# This may seem backwards but need names to go with a nickname



## bonjo808

I like the nickname C.C. for a girl...but I have no idea what two names (or one name) I could put together so that C.C. would make sense. I don't like the name Cecilia but that's all I can think of.

You guys are great with coming up w/ combinations....any suggestions?


----------



## emmylou92

Cadence
Candice
Cecilly
Clarice


----------



## Mickey1994

Charlotte Claire
Cadence Claire
Courtney Claire
Catherine Claire

Haha, I think Claire is a great middle name.


----------



## MamaGrl

My SIL name is Ciarra and people close to her call her cc


----------



## Maviyildiz

I also think Cecily is a much nicer version of Cecilia. 

I also like the Slovak version of the name Cilka.


----------



## mazndave

Cecelia, Cecille and Cecily were the first names that sprang to mind, shame you don't like Cecelia!! 
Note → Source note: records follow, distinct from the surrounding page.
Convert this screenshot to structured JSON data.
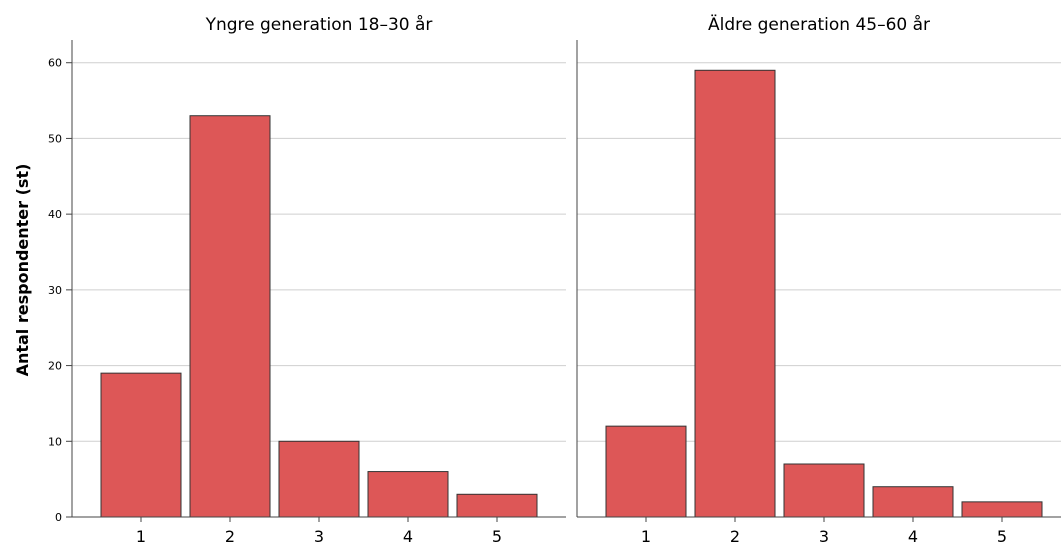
{
  "chart_data": {
    "type": "bar",
    "ylabel": "Antal respondenter (st)",
    "ylim": [
      0,
      63
    ],
    "yticks": [
      0,
      10,
      20,
      30,
      40,
      50,
      60
    ],
    "grid": true,
    "bar_color": "#dd5757",
    "categories": [
      "1",
      "2",
      "3",
      "4",
      "5"
    ],
    "panels": [
      {
        "title": "Yngre generation 18–30 år",
        "values": [
          19,
          53,
          10,
          6,
          3
        ]
      },
      {
        "title": "Äldre generation 45–60 år",
        "values": [
          12,
          59,
          7,
          4,
          2
        ]
      }
    ]
  }
}
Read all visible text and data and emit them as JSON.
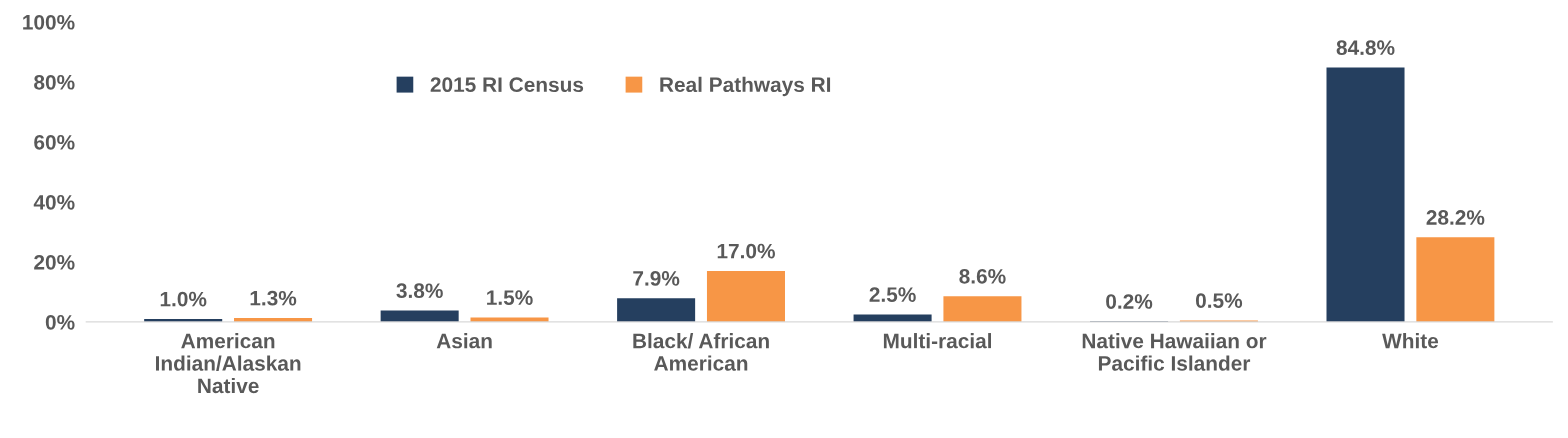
{
  "chart_data": {
    "type": "bar",
    "categories": [
      "American\nIndian/Alaskan\nNative",
      "Asian",
      "Black/ African\nAmerican",
      "Multi-racial",
      "Native Hawaiian or\nPacific Islander",
      "White"
    ],
    "series": [
      {
        "name": "2015 RI Census",
        "color": "#253f5f",
        "values": [
          1.0,
          3.8,
          7.9,
          2.5,
          0.2,
          84.8
        ],
        "value_labels": [
          "1.0%",
          "3.8%",
          "7.9%",
          "2.5%",
          "0.2%",
          "84.8%"
        ]
      },
      {
        "name": "Real Pathways RI",
        "color": "#f79646",
        "values": [
          1.3,
          1.5,
          17.0,
          8.6,
          0.5,
          28.2
        ],
        "value_labels": [
          "1.3%",
          "1.5%",
          "17.0%",
          "8.6%",
          "0.5%",
          "28.2%"
        ]
      }
    ],
    "ylim": [
      0,
      100
    ],
    "yticks": [
      {
        "value": 0,
        "label": "0%"
      },
      {
        "value": 20,
        "label": "20%"
      },
      {
        "value": 40,
        "label": "40%"
      },
      {
        "value": 60,
        "label": "60%"
      },
      {
        "value": 80,
        "label": "80%"
      },
      {
        "value": 100,
        "label": "100%"
      }
    ],
    "grid": false,
    "legend": "top"
  }
}
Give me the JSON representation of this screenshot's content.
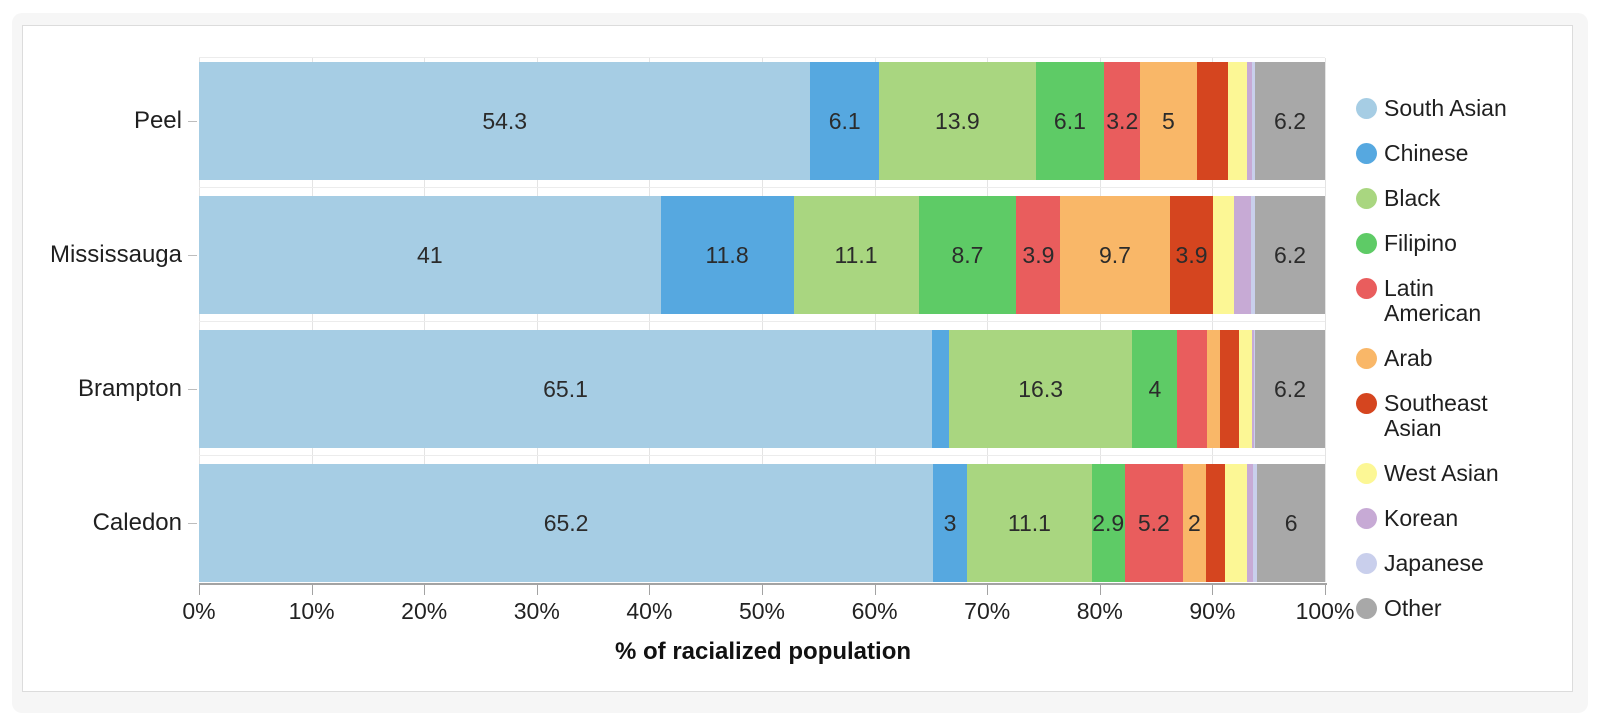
{
  "chart_data": {
    "type": "bar",
    "subtype": "horizontal-stacked",
    "categories": [
      "Peel",
      "Mississauga",
      "Brampton",
      "Caledon"
    ],
    "series": [
      {
        "name": "South Asian",
        "color": "#a6cde4",
        "values": [
          54.3,
          41.0,
          65.1,
          65.2
        ],
        "labels": [
          "54.3",
          "41",
          "65.1",
          "65.2"
        ]
      },
      {
        "name": "Chinese",
        "color": "#56a8e0",
        "values": [
          6.1,
          11.8,
          1.5,
          3.0
        ],
        "labels": [
          "6.1",
          "11.8",
          "",
          "3"
        ]
      },
      {
        "name": "Black",
        "color": "#a9d680",
        "values": [
          13.9,
          11.1,
          16.3,
          11.1
        ],
        "labels": [
          "13.9",
          "11.1",
          "16.3",
          "11.1"
        ]
      },
      {
        "name": "Filipino",
        "color": "#5ecb66",
        "values": [
          6.1,
          8.7,
          4.0,
          2.9
        ],
        "labels": [
          "6.1",
          "8.7",
          "4",
          "2.9"
        ]
      },
      {
        "name": "Latin American",
        "color": "#e95d5d",
        "values": [
          3.2,
          3.9,
          2.6,
          5.2
        ],
        "labels": [
          "3.2",
          "3.9",
          "",
          "5.2"
        ]
      },
      {
        "name": "Arab",
        "color": "#f9b768",
        "values": [
          5.0,
          9.7,
          1.2,
          2.0
        ],
        "labels": [
          "5",
          "9.7",
          "",
          "2"
        ]
      },
      {
        "name": "Southeast Asian",
        "color": "#d5451f",
        "values": [
          2.8,
          3.9,
          1.7,
          1.7
        ],
        "labels": [
          "",
          "3.9",
          "",
          ""
        ]
      },
      {
        "name": "West Asian",
        "color": "#fcf795",
        "values": [
          1.7,
          1.8,
          1.1,
          2.0
        ],
        "labels": [
          "",
          "",
          "",
          ""
        ]
      },
      {
        "name": "Korean",
        "color": "#c7aad5",
        "values": [
          0.4,
          1.5,
          0.2,
          0.5
        ],
        "labels": [
          "",
          "",
          "",
          ""
        ]
      },
      {
        "name": "Japanese",
        "color": "#c9cfec",
        "values": [
          0.3,
          0.4,
          0.1,
          0.4
        ],
        "labels": [
          "",
          "",
          "",
          ""
        ]
      },
      {
        "name": "Other",
        "color": "#a8a8a8",
        "values": [
          6.2,
          6.2,
          6.2,
          6.0
        ],
        "labels": [
          "6.2",
          "6.2",
          "6.2",
          "6"
        ]
      }
    ],
    "xlabel": "% of racialized population",
    "x_ticks": [
      "0%",
      "10%",
      "20%",
      "30%",
      "40%",
      "50%",
      "60%",
      "70%",
      "80%",
      "90%",
      "100%"
    ],
    "x_tick_values": [
      0,
      10,
      20,
      30,
      40,
      50,
      60,
      70,
      80,
      90,
      100
    ],
    "xlim": [
      0,
      100
    ],
    "grid": true,
    "legend_position": "right"
  },
  "layout_colors": {
    "card_background": "#f6f6f6",
    "panel_background": "#ffffff",
    "gridline": "#e4e4e4",
    "axis_line": "#a3a3a3",
    "text": "#1f1f1f"
  }
}
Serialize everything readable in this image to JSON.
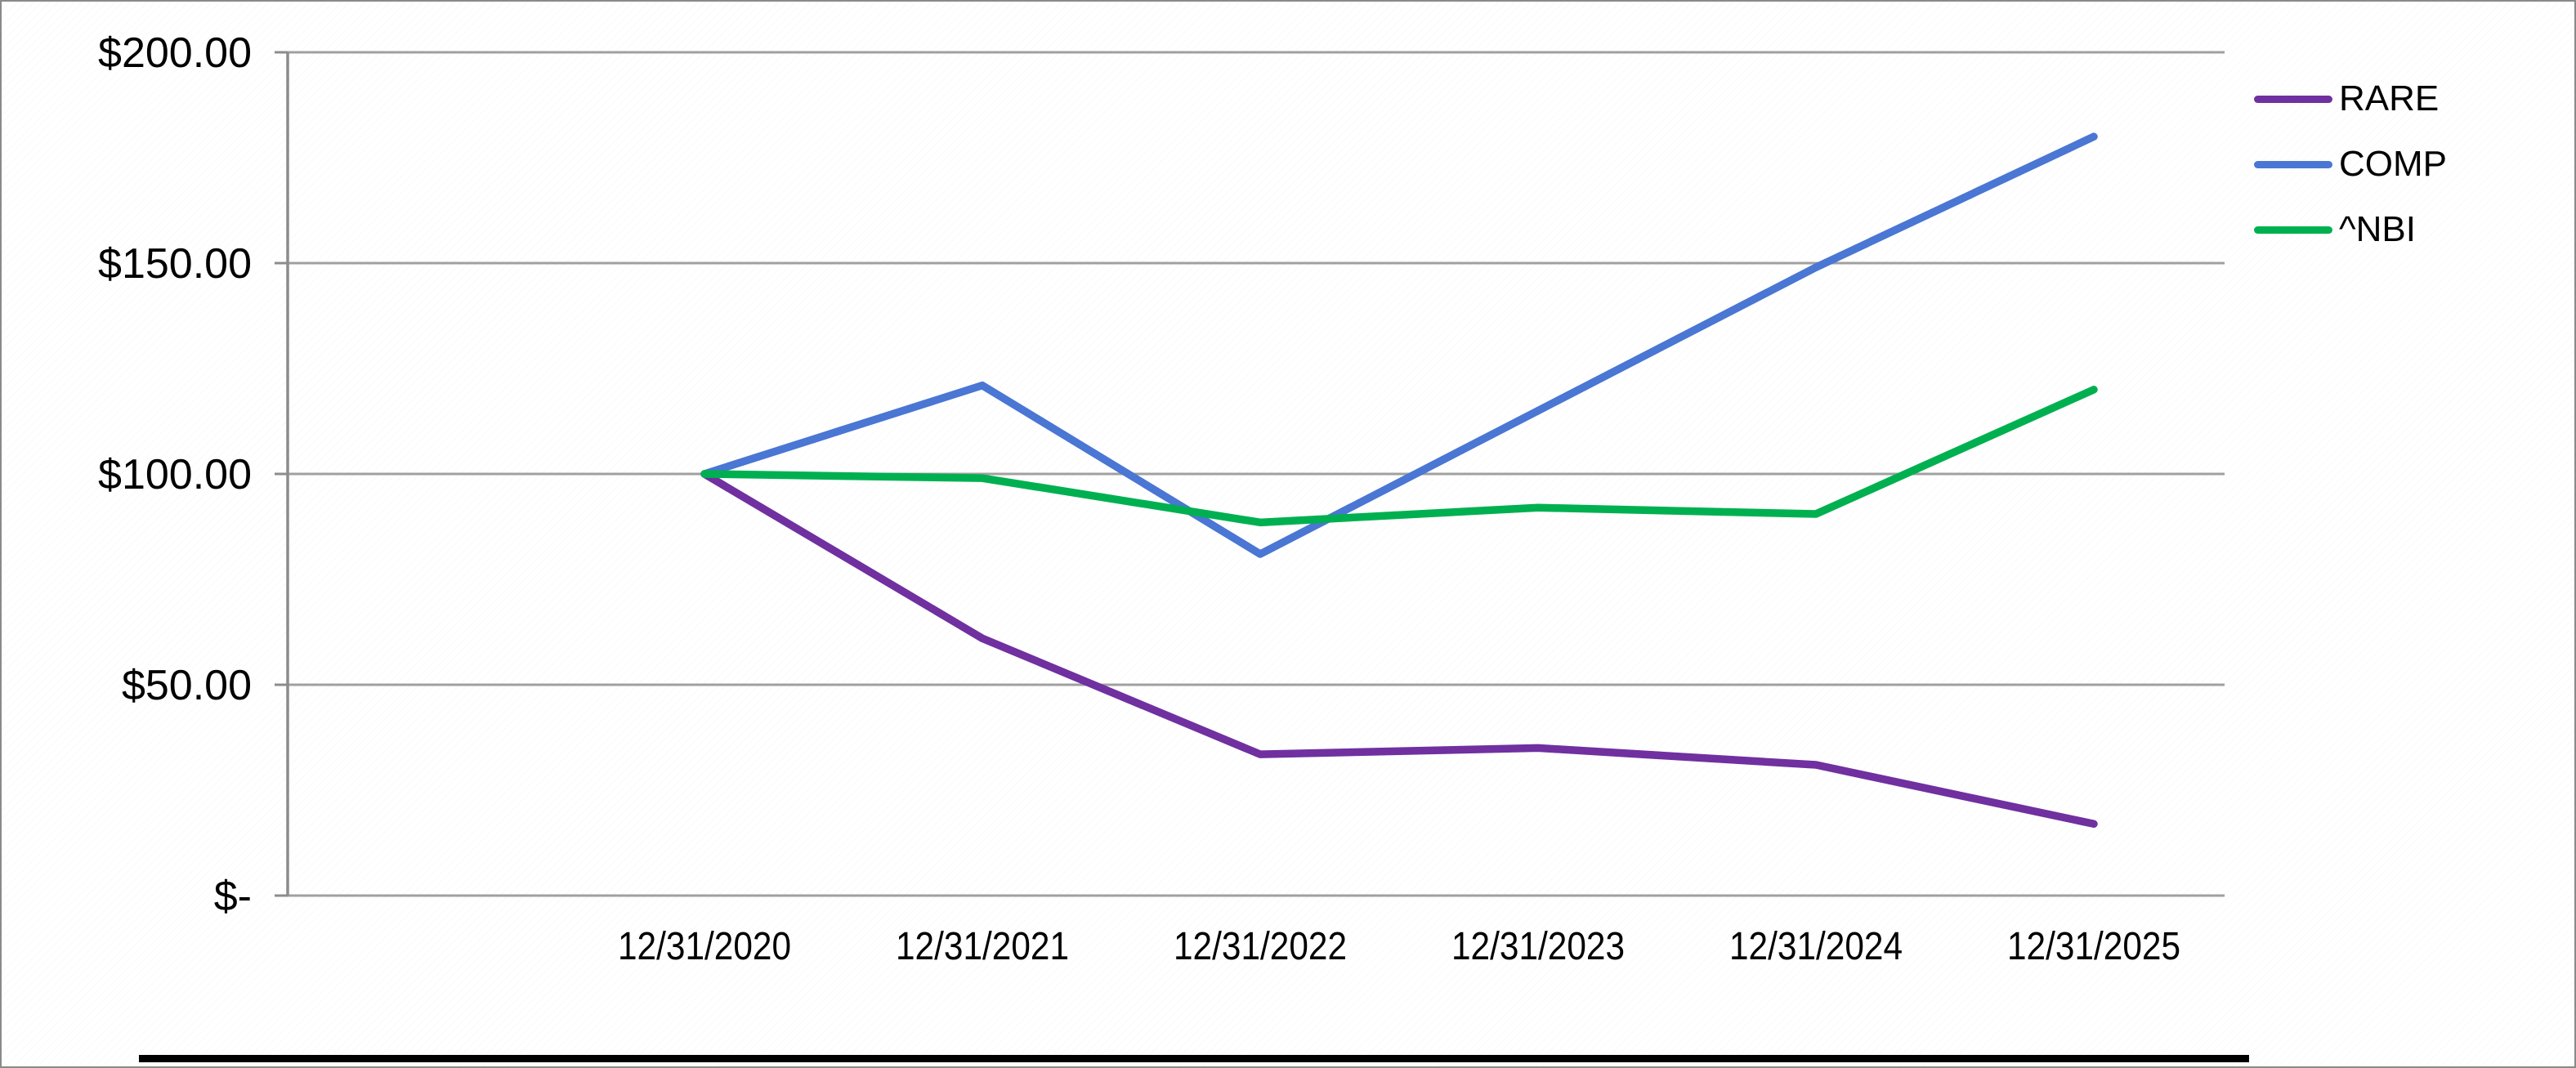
{
  "chart_data": {
    "type": "line",
    "title": "",
    "xlabel": "",
    "ylabel": "",
    "categories": [
      "12/31/2020",
      "12/31/2021",
      "12/31/2022",
      "12/31/2023",
      "12/31/2024",
      "12/31/2025"
    ],
    "series": [
      {
        "name": "RARE",
        "color": "#7030A0",
        "values": [
          100,
          61,
          33.5,
          35,
          31,
          17
        ]
      },
      {
        "name": "COMP",
        "color": "#4A76D4",
        "values": [
          100,
          121,
          81,
          115,
          149,
          180
        ]
      },
      {
        "name": "^NBI",
        "color": "#00B050",
        "values": [
          100,
          99,
          88.5,
          92,
          90.5,
          120
        ]
      }
    ],
    "ylim": [
      0,
      200
    ],
    "y_ticks": [
      {
        "value": 200,
        "label": "$200.00"
      },
      {
        "value": 150,
        "label": "$150.00"
      },
      {
        "value": 100,
        "label": "$100.00"
      },
      {
        "value": 50,
        "label": "$50.00"
      },
      {
        "value": 0,
        "label": "$-"
      }
    ],
    "grid": "horizontal-major",
    "legend_position": "right",
    "legend_entries": [
      "RARE",
      "COMP",
      "^NBI"
    ],
    "colors": {
      "gridline": "#A0A0A0",
      "axis": "#8C8C8C",
      "text": "#000000",
      "bottom_rule": "#000000"
    }
  }
}
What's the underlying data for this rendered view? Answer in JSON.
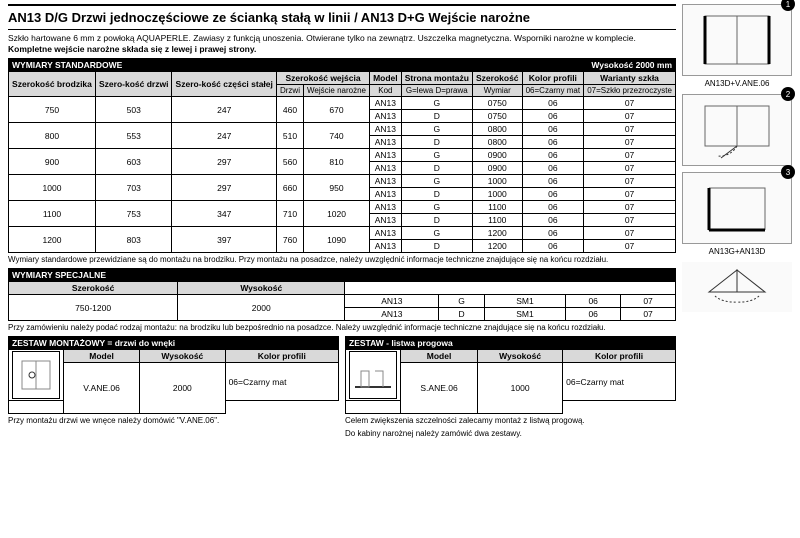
{
  "title": "AN13 D/G  Drzwi jednoczęściowe ze ścianką stałą w linii /  AN13 D+G  Wejście narożne",
  "desc_line1": "Szkło hartowane 6 mm z powłoką AQUAPERLE. Zawiasy z funkcją unoszenia. Otwierane tylko na zewnątrz. Uszczelka magnetyczna. Wsporniki narożne w komplecie.",
  "desc_line2": "Kompletne wejście narożne składa się z lewej i prawej strony.",
  "std": {
    "header_left": "WYMIARY STANDARDOWE",
    "header_right": "Wysokość 2000 mm",
    "cols": {
      "c1": "Szerokość brodzika",
      "c2": "Szero-kość drzwi",
      "c3": "Szero-kość części stałej",
      "c4": "Szerokość wejścia",
      "c4a": "Drzwi",
      "c4b": "Wejście narożne",
      "c5": "Model",
      "c5s": "Kod",
      "c6": "Strona montażu",
      "c6s": "G=lewa D=prawa",
      "c7": "Szerokość",
      "c7s": "Wymiar",
      "c8": "Kolor profili",
      "c8s": "06=Czarny mat",
      "c9": "Warianty szkła",
      "c9s": "07=Szkło przezroczyste"
    },
    "rows": [
      {
        "w": "750",
        "d": "503",
        "s": "247",
        "dd": "460",
        "dn": "670",
        "sz": "0750"
      },
      {
        "w": "800",
        "d": "553",
        "s": "247",
        "dd": "510",
        "dn": "740",
        "sz": "0800"
      },
      {
        "w": "900",
        "d": "603",
        "s": "297",
        "dd": "560",
        "dn": "810",
        "sz": "0900"
      },
      {
        "w": "1000",
        "d": "703",
        "s": "297",
        "dd": "660",
        "dn": "950",
        "sz": "1000"
      },
      {
        "w": "1100",
        "d": "753",
        "s": "347",
        "dd": "710",
        "dn": "1020",
        "sz": "1100"
      },
      {
        "w": "1200",
        "d": "803",
        "s": "397",
        "dd": "760",
        "dn": "1090",
        "sz": "1200"
      }
    ],
    "model": "AN13",
    "gd": [
      "G",
      "D"
    ],
    "kp": "06",
    "ws": "07"
  },
  "note_std": "Wymiary standardowe przewidziane są do montażu na brodziku. Przy montażu na posadzce, należy uwzględnić informacje techniczne znajdujące się na końcu rozdziału.",
  "spec": {
    "header": "WYMIARY SPECJALNE",
    "c1": "Szerokość",
    "c2": "Wysokość",
    "v1": "750-1200",
    "v2": "2000",
    "model": "AN13",
    "sz": "SM1",
    "kp": "06",
    "ws": "07",
    "gd": [
      "G",
      "D"
    ]
  },
  "note_spec": "Przy zamówieniu należy podać rodzaj montażu: na brodziku lub bezpośrednio na posadzce. Należy uwzględnić informacje techniczne znajdujące się na końcu rozdziału.",
  "k1": {
    "header": "ZESTAW MONTAŻOWY = drzwi do wnęki",
    "cols": [
      "Model",
      "Wysokość",
      "Kolor profili"
    ],
    "sub": "06=Czarny mat",
    "model": "V.ANE.06",
    "h": "2000",
    "note": "Przy montażu drzwi we wnęce należy domówić \"V.ANE.06\"."
  },
  "k2": {
    "header": "ZESTAW - listwa progowa",
    "cols": [
      "Model",
      "Wysokość",
      "Kolor profili"
    ],
    "sub": "06=Czarny mat",
    "model": "S.ANE.06",
    "h": "1000",
    "note1": "Celem zwiększenia szczelności zalecamy montaż z listwą progową.",
    "note2": "Do kabiny narożnej należy zamówić dwa zestawy."
  },
  "side": {
    "cap1": "AN13D+V.ANE.06",
    "cap2": "",
    "cap3": "AN13G+AN13D"
  }
}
I think Claire is probably a good choice for a middle name, as it's quite simple and you could go for something more unusual for the first name. Cara/Cora would be nice for the same reason.

Cadence
Calleigh
Caitlyn
Carmel
Carmella
Callista
Camille
Chiara
Chloe
Claudia
Clea
Cleo
Cordelia
Cybel

xx


----------



## pandabub

I have a Sienna and she gets called 'Sisi' (pn. C.C). Love it as a nickname. :flower:


----------



## Mummy2B21

C C reminds me of Sissy lol.

Im sorry i cant think of any


----------



## bonjo808

pandabub said:


> I have a Sienna and she gets called 'Sisi' (pn. C.C). Love it as a nickname. :flower:

I was thinking of Sienna but wondered if that would be weird. I kind of like
Sienna Catherine?

and we do have DD who could eventually just end up calling this one Sisi?? (if its a girl)


----------



## feeble

Catlyn 

Catrina


----------



## CloverMouse

Cecilia


----------



## JustLurking

CeCe is commonly a nickname for Cecilia.


----------



## Lisa1981

Do you need 2 names? Couldn't you just use CeCe as her name?


----------



## ProudMummyy

Caitlyn
Carleigh 
Carmen 
Casey (same as Kacey) 
Chantelle 
Charley
Chelsea
Chloe

one's in pink I LOVE!

Good middle names are Claire & Charlotte


----------



## misshopefull

Clara :flower:


----------



## pandabub

Sienna Catherine is lovely.

We've not found it at all weird - perhaps only the spelling (I don't like writing 'Sisi' as it can be taken to mean 'Sissy' so I always clarify by saying 'pn CC' if I am talking to someone who doesn't know my daughter's name!)


----------



## joeybrooks

Cecelia


----------



## TTCBean

Candy Claire


----------



## Cordelia07

i have pondered over calling my little girl Chloe Cordelia so i could use CC as a nickname.


----------



## Lil_Apple

Clementine Cara :flower:


----------



## Enasy

Charlie-Cait
Cameron-Chloe
Ciara-Catherine


----------